'O Canada': Ottawa Police Inch Back Covid Mandate Protesters After Hours-long Standoff
'O Canada': Ottawa Police Inch Back Covid Mandate Protesters After Hours-long Standoff
Defiant against an order blared over loudspeakers to disperse or face arrest, hundreds of trucker-led protesters have been occupying the Canadian capital's center for three weeks, demanding an end to Covid health rules.

In Ottawa, police and protesters stared each other down for long minutes Friday before the demonstrators burst out with the national anthem “O Canada.”

Defiant against an order blared over loudspeakers to disperse or face arrest, hundreds of trucker-led protesters have been occupying the Canadian capital’s center for three weeks, demanding an end to Covid health rules.

It took the police line, watched over by snipers and backed by tactical vehicles, several minutes to push the protesters back a few centimeters (inches), hours for a few meters.

Dozens of people in the crowd brandished smartphones, snapping images and broadcasting live on social media.

Reaching the first truck blocking an intersection on the east side of downtown Ottawa, police smashed a window of the locked vehicle and dragged a man out from behind the wheel.

The driver, as his feet touched the ground, put his hands behind his back to be handcuffed and was led away without a word.

The warning “You must leave or you will be arrested” ricocheted between the downtown high-rises, as rows upon rows of police moved forward to claim ground grudgingly surrendered by the protesters.

While the so-called “Freedom Convoy” began with truckers protesting against mandatory Covid vaccines to cross the US border, its demands have grown to include an end to all pandemic rules and, for many, a wider anti-establishment agenda.

Behind the front line of police in bright yellow vests, heavily armed tactical officers moved up to close any gaps, as mounted police kept a watchful eye from a short distance away.

Their boots crunched and slid on snow and ice still thick on the ground after a heavy snowfall and plunging temperatures that followed several unseasonably warm days.

‘Hold the line’

Protesters used the snow to their advantage, shoveling it into piles to act as barriers against the police advance.

A woman stood behind one mound, shouting: “My body, my choice,” a slogan repeated by opponents of Covid vaccines.
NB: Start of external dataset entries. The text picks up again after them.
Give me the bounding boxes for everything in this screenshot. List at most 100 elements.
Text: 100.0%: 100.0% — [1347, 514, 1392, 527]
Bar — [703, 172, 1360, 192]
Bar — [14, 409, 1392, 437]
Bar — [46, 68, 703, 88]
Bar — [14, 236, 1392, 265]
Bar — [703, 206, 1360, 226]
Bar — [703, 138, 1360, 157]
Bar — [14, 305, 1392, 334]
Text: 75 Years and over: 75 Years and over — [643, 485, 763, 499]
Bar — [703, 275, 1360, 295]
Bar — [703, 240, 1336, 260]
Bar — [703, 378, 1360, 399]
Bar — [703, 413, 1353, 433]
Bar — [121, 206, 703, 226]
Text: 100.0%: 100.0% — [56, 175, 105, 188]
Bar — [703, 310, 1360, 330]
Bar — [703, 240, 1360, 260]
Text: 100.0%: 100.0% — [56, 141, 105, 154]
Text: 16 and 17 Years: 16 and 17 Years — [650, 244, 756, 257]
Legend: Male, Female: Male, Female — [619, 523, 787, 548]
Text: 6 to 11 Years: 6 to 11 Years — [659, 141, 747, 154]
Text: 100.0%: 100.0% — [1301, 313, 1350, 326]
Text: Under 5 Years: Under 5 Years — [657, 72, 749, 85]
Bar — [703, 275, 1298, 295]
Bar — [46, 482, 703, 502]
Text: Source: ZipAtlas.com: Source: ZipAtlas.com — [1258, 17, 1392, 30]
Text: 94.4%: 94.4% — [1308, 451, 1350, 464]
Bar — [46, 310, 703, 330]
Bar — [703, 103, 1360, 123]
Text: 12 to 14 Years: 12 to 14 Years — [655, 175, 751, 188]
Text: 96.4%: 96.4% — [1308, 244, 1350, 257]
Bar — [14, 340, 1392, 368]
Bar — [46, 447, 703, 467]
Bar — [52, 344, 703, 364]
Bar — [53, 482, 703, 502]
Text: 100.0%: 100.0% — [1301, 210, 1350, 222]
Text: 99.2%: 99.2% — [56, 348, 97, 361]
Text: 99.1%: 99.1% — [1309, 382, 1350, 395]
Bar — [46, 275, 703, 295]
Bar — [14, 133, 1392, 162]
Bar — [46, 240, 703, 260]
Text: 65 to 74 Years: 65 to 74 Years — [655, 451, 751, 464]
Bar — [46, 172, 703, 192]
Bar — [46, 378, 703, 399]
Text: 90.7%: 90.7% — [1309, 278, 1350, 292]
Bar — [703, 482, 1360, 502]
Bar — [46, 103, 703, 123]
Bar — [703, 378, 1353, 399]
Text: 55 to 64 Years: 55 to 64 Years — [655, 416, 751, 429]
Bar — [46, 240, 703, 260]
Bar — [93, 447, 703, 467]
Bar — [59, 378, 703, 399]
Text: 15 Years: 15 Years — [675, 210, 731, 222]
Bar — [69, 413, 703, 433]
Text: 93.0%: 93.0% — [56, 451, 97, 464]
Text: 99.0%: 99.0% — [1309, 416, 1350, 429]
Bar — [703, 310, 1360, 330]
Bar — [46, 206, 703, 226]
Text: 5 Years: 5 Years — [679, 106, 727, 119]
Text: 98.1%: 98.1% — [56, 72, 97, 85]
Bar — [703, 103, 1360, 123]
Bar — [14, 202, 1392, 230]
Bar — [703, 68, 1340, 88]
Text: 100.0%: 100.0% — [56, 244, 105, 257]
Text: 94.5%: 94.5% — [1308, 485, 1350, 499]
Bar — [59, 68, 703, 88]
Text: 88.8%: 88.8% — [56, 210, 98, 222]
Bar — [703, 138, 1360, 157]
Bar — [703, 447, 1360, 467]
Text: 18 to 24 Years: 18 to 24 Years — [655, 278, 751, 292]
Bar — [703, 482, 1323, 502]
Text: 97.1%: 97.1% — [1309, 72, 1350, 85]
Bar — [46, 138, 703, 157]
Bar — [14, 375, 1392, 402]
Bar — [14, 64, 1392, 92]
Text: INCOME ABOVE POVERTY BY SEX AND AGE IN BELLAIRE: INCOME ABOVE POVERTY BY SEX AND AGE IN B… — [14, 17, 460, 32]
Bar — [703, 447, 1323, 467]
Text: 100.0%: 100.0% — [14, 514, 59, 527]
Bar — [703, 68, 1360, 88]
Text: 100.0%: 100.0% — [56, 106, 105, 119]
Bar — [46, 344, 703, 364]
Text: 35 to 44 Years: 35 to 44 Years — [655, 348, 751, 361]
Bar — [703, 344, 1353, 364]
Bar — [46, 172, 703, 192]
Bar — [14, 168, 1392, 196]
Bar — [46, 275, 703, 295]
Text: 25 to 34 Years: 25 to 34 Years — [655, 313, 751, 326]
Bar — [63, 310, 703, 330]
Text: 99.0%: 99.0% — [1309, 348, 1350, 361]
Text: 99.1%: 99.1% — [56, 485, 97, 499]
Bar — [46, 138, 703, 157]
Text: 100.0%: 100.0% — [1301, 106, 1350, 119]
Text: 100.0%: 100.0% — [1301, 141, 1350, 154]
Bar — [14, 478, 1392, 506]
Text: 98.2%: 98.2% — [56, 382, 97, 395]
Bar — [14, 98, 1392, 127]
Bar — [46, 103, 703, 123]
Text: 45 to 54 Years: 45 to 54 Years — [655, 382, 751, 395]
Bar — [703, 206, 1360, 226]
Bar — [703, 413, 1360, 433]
“We are doing this for your children,” another protester told police, as nearby, seemingly oblivious to the chaos around them, a small group of kids played in the snow in front of the Senate.

Security fencing erected overnight by police to restrict access to the city center was quickly covered with placards bearing anti-government slogans and calls to “hold the line.”

Many protesters waved Canadian flags attached to hockey sticks, as cheery tunes were played to keep spirits up.

But signs of an ebb in the protest fervor were also visible around central Ottawa — an inflatable hot tub used by protesters sagged in front of parliament. A daily pig roast in the street drew a thinner crowd than usual.

Police had taken to social media to warn the demonstrators, tweeting “protesters are continuously being told to leave, or they face arrest.”

“You will see the line slowly moving forward to give people who want to leave the opportunity to do so.”

The warnings were serious, with at least three protest leaders arrested among some 70 charged.

Some resisted, with a woman clinging to a pole before being slammed to the ground and removed, while others faced arrest kneeling in front of the advancing police lines.